第140話 チャット越しの告白
後日白鷺さんにチャットを送った。
白鷺さんは部活に所属している。霞さんの世話をするためについてきたと思っていたけど、主従関係はひとまずリセットされているようだ。日本において白鷺さんは普通の女子高生として過ごしている。
それは喜ばしいことだと思うけど今はタイミングが悪い。
事態は刻一刻を争うのに。俺は逸る気持ちを押さえつけて、放課後に待ち合わせの約束を取り付けた。
人には聞かせられない話題だ。自宅に招いて誤解されても困る。一足先に図書室の床を踏みしめて奧の席を確保した。
そわそわしながら待っていると、室内と廊下を隔てるドアが壁に吸い込まれた。数人分の視線を突っ切って白い脚が床を踏み鳴らす。
白鷺さんが腰を下ろしたのを機に、テーブルを挟んで言葉を交わした。
白い美貌はどこかぎこちなかった。
心当たりはある。奈霧と霞さんが初めて顔を合わせた時、白鷺さんは意味有り気なことを告げていた。霞さんの気持ちを前もって知っていたのだろう。
俺と奈霧が特別何かをしたわけじゃない。責めるべき相手がいないから胸のもやもやを消化し切れないと言ったところか。

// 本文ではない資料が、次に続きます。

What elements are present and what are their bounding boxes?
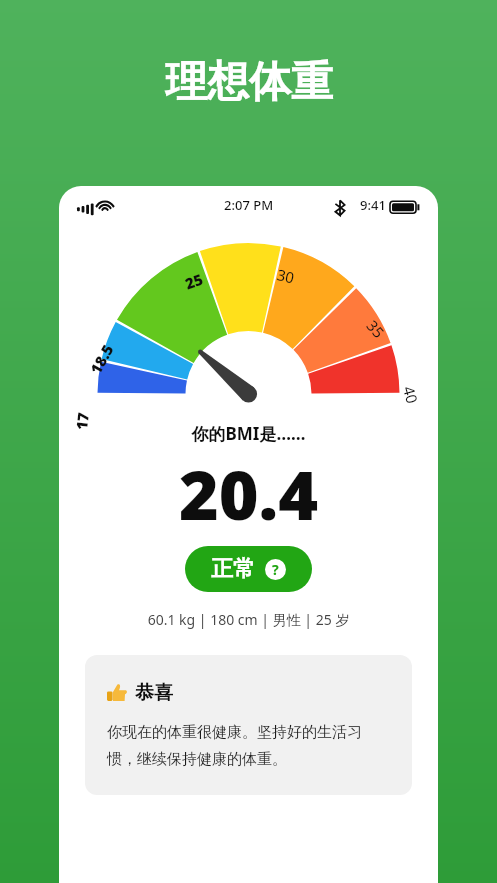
button[interactable]: 正常 <box>185 546 312 592</box>
staticText: 2:07 PM <box>224 196 274 214</box>
staticText: 35 <box>362 316 389 342</box>
staticText: 20.4 <box>59 447 438 540</box>
staticText: 30 <box>275 264 297 288</box>
staticText: 25 <box>182 269 206 293</box>
other: Help <box>265 559 286 580</box>
staticText: 理想体重 <box>165 56 333 109</box>
button[interactable]: 恭喜 <box>85 655 412 795</box>
staticText: 恭喜 <box>135 681 173 705</box>
staticText: 9:41 <box>360 196 386 214</box>
staticText: 17 <box>71 411 93 431</box>
staticText: 18.5 <box>85 341 118 377</box>
staticText: 你现在的体重很健康。坚持好的生活习惯，继续保持健康的体重。 <box>107 723 390 769</box>
staticText: 60.1 kg | 180 cm | 男性 | 25 岁 <box>59 610 438 629</box>
staticText: ? <box>272 560 279 579</box>
staticText: 40 <box>399 384 423 406</box>
staticText: 你的BMI是…… <box>59 422 438 445</box>
staticText: 正常 <box>211 555 255 583</box>
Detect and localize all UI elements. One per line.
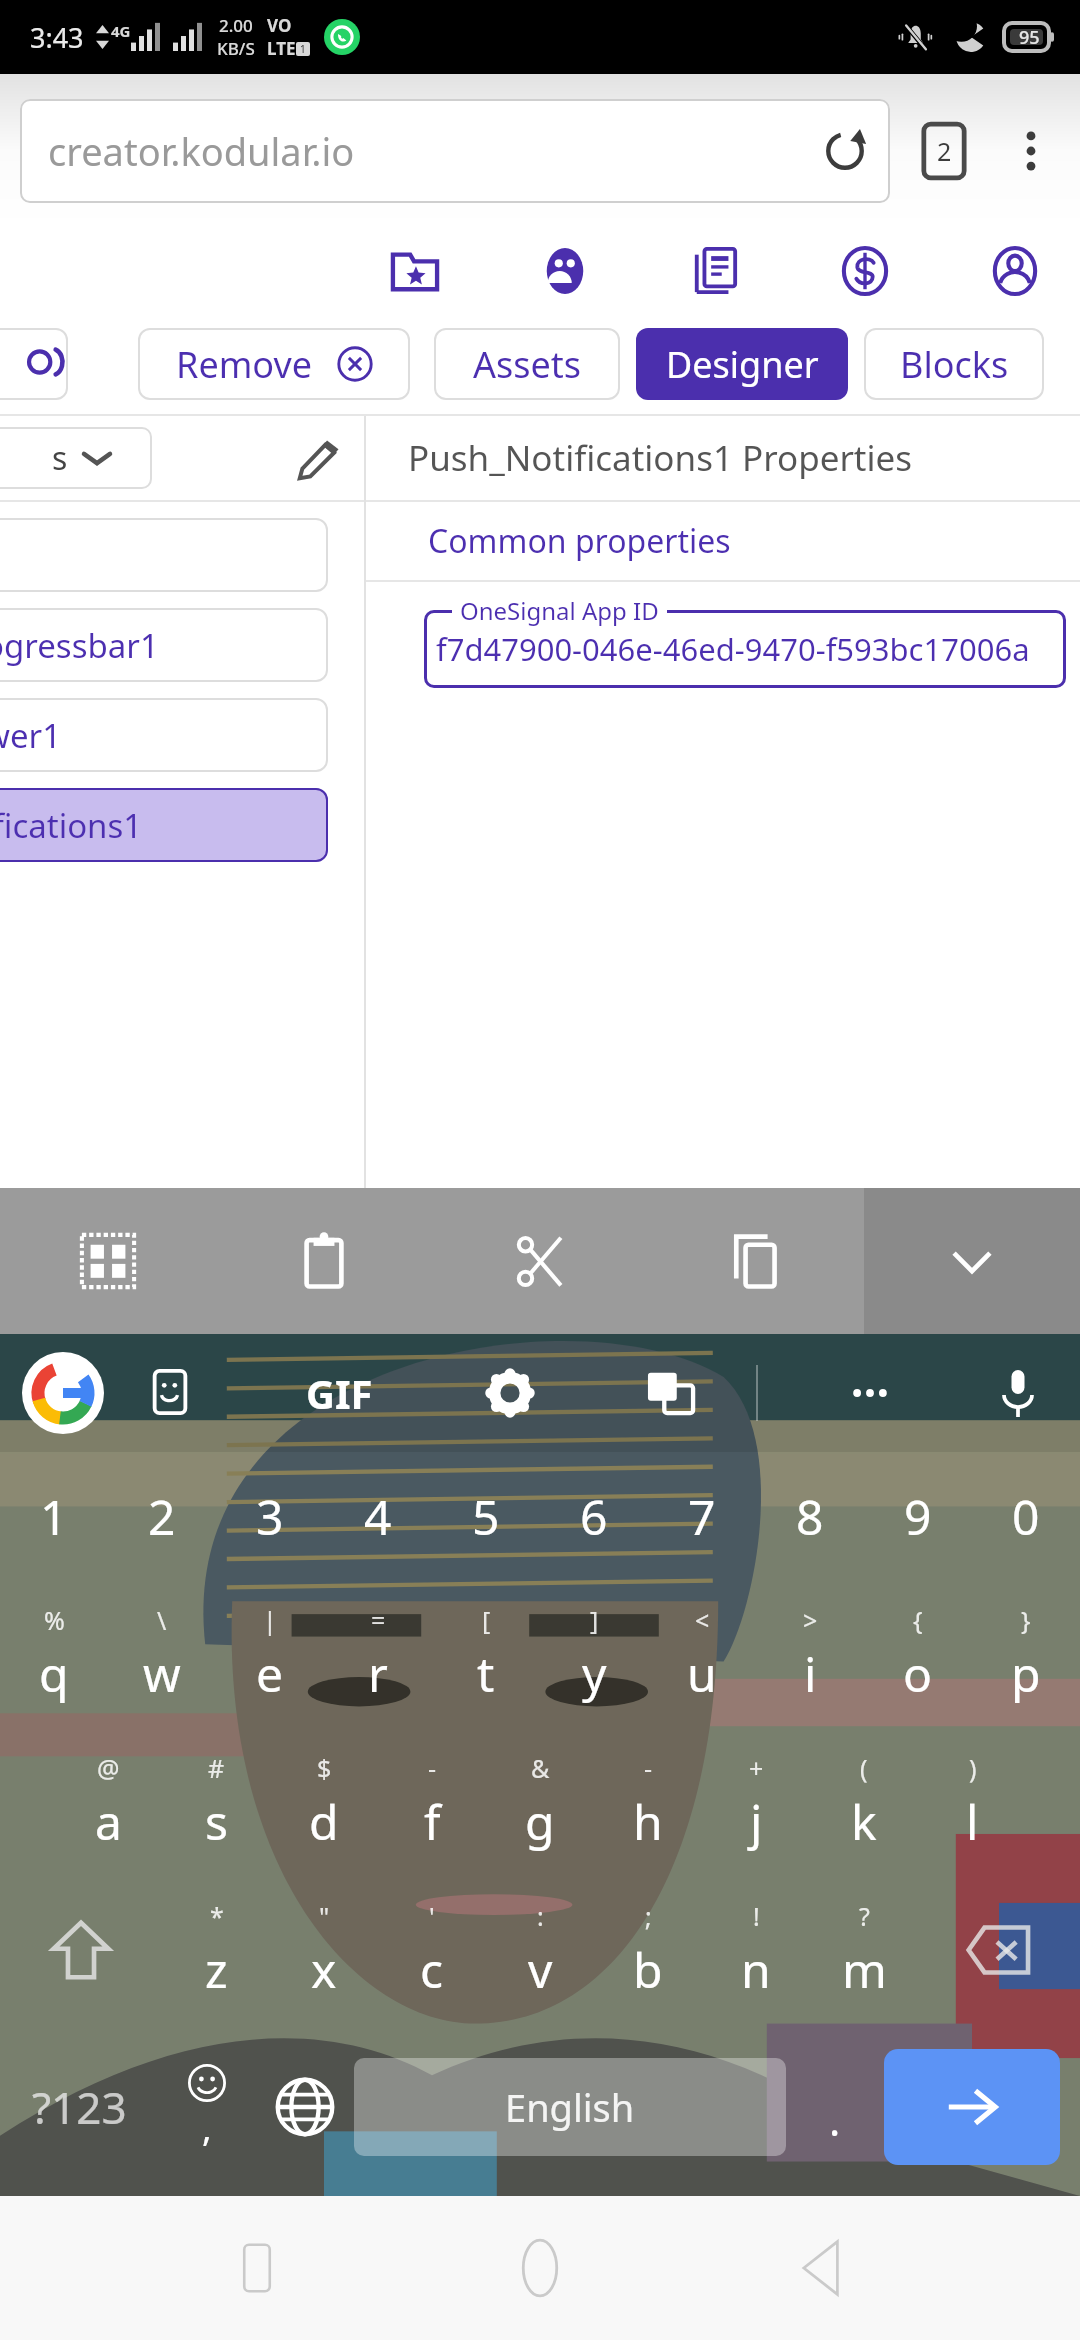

一通り事情を説明したところでピンク色のくちびるが開いた。
「話は分かりました。ですが」
「やっぱり難しいか」
「はい。市ヶ谷さんも屋敷で見たでしょう? 私と霞は才覇さんによく思われていません。頼み込んでも首を縦に振るとは思えませんし、こちらから連絡する際は必ず仲介が入ります。私から連絡しても弾かれて終わりです」
「父さんの名前を出しても駄目か?」
「それなら声を聞くくらいはできるでしょうね。用件を切り出した途端に切られるかもしれませんけど」
「それはあるかもな」
屋敷での様子を見た限りでは、才覇さんも父の権力を警戒している節があった。でも才覇さんが取り合わずに通話を切っただけで、父は当主権限を振るうだろうか。
絶対ない。せいぜい苦言を呈するくらいで済ませる。俺ですらそう思うんだ。才覇さんも似たことを考えるに違いない。むしろやってみろと受けて立つ可能性だってある。下手につつくのは得策じゃない。
打開策が浮かばないまま解散した。自宅の玄関で靴を脱ぎ、熱々のシャワーで思考をリセットする。
祖母や父への連絡は最終手段。白鷺さんを介した連絡は望み薄。井ノ原さんに依頼は済ませたし生徒の身でやれることはやった。
後は事後処理の準備だ。
霞さんには顔を合わせるたびに逃げられる。その一方でチャットには既読が付く。言葉を交わすだけなら難しくない。
指をぎゅっと丸めて、胸の奥で湧き上がった罪悪感を握り潰す。
今回の件と奈霧のハンドメイドは関係ない。霞さんを騙す形になっても低評価爆撃だけは止める。
奈霧を苛むSNSの声が霞さんに逆流するかもしれないけど、実績のある霞さんが素人のデザインを盗んだと考える人は少ないはずだ。SNSに仲良しアピールを投稿すれば被害は最小限に抑えられる。
パジャマに身をくるんでスマートフォンを握った。液晶画面に親指の先端を叩き付けて文章を綴る。
分と立たず通知が来た。
連ねられたのは電子的な文字。歓喜をにじませる文面が並んでいた。